Things to See in the Sky
Amateur astronomers can easily observe the Solar System, including the five naked eye planets (Mercury, Venus, Mars, Jupiter and Saturn), the outer planets and their moons, asteroids, comets. Comets in particular can change their appearance in a matter of days. Amateurs contribute to planetary science by observing cloud features in the atmospheres of Mars, Jupiter and Saturn. Comet discoveries are sometimes made by amateur astronomers.
Deep sky objects, beyond our Solar System, have long been popular with amateur astronomers. Observing non-stellar objects such as nebulae and galaxies requires a moonless night and a dark country sky for observation. A large telescope is required to view fainter objects. Magnification is not as important as the size of the mirror or lens of the telescope.

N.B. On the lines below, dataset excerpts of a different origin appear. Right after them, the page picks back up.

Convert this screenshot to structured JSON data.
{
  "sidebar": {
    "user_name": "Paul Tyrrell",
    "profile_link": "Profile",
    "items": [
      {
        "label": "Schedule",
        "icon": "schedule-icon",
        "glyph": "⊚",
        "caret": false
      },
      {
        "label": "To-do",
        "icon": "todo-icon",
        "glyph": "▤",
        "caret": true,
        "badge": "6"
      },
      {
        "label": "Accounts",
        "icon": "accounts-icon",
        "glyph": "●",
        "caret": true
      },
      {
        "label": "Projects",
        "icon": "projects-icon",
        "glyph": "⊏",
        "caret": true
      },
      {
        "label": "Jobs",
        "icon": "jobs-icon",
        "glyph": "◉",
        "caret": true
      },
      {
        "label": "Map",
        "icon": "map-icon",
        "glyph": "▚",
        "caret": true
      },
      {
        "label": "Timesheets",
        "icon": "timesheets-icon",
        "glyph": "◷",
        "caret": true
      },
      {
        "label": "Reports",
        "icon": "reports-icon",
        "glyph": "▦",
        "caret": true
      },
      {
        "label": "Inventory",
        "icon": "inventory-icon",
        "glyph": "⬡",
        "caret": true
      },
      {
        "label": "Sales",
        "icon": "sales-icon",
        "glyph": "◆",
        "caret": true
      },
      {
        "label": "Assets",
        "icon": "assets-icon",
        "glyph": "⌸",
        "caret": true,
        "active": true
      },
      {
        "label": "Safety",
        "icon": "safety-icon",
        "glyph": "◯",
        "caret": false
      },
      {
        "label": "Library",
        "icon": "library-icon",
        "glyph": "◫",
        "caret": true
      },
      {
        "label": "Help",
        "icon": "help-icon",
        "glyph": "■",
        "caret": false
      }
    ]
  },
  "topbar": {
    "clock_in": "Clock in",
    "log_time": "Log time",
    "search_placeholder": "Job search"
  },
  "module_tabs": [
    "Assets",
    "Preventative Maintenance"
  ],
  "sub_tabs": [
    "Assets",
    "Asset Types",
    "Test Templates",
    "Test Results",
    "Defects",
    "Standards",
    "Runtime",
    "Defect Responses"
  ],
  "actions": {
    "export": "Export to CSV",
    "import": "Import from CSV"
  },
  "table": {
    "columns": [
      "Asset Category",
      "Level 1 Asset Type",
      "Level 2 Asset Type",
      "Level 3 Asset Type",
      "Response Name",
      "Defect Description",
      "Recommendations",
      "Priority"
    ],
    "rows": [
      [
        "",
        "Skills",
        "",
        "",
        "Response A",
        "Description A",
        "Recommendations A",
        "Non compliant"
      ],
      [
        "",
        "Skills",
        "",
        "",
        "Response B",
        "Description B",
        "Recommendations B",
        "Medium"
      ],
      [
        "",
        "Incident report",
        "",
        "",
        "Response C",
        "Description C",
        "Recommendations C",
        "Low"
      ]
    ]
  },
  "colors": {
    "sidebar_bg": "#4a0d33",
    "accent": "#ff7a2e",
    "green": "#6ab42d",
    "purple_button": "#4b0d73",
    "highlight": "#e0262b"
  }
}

Watching variations in brightness of stars requires many observations over long periods of time (even years) -- an ideal task for amateurs, who are not limited by telescope access or time. Many amateur astronomers monitor active star systems such as novae. Double stars are also observed by amateurs.
Eclipses and occultations (where the Moon or a planet passes in front of a star) allow amateurs to make important measurements of Solar System bodies such as the Moon, Sun and asteroids. By timing such events amateurs have increased the knowledge of asteroids and outer planets. To observe an occultation event one needs to be in the right place at the right time. Amateurs achieve this by observing from home or by mobile expeditions to nearby sites.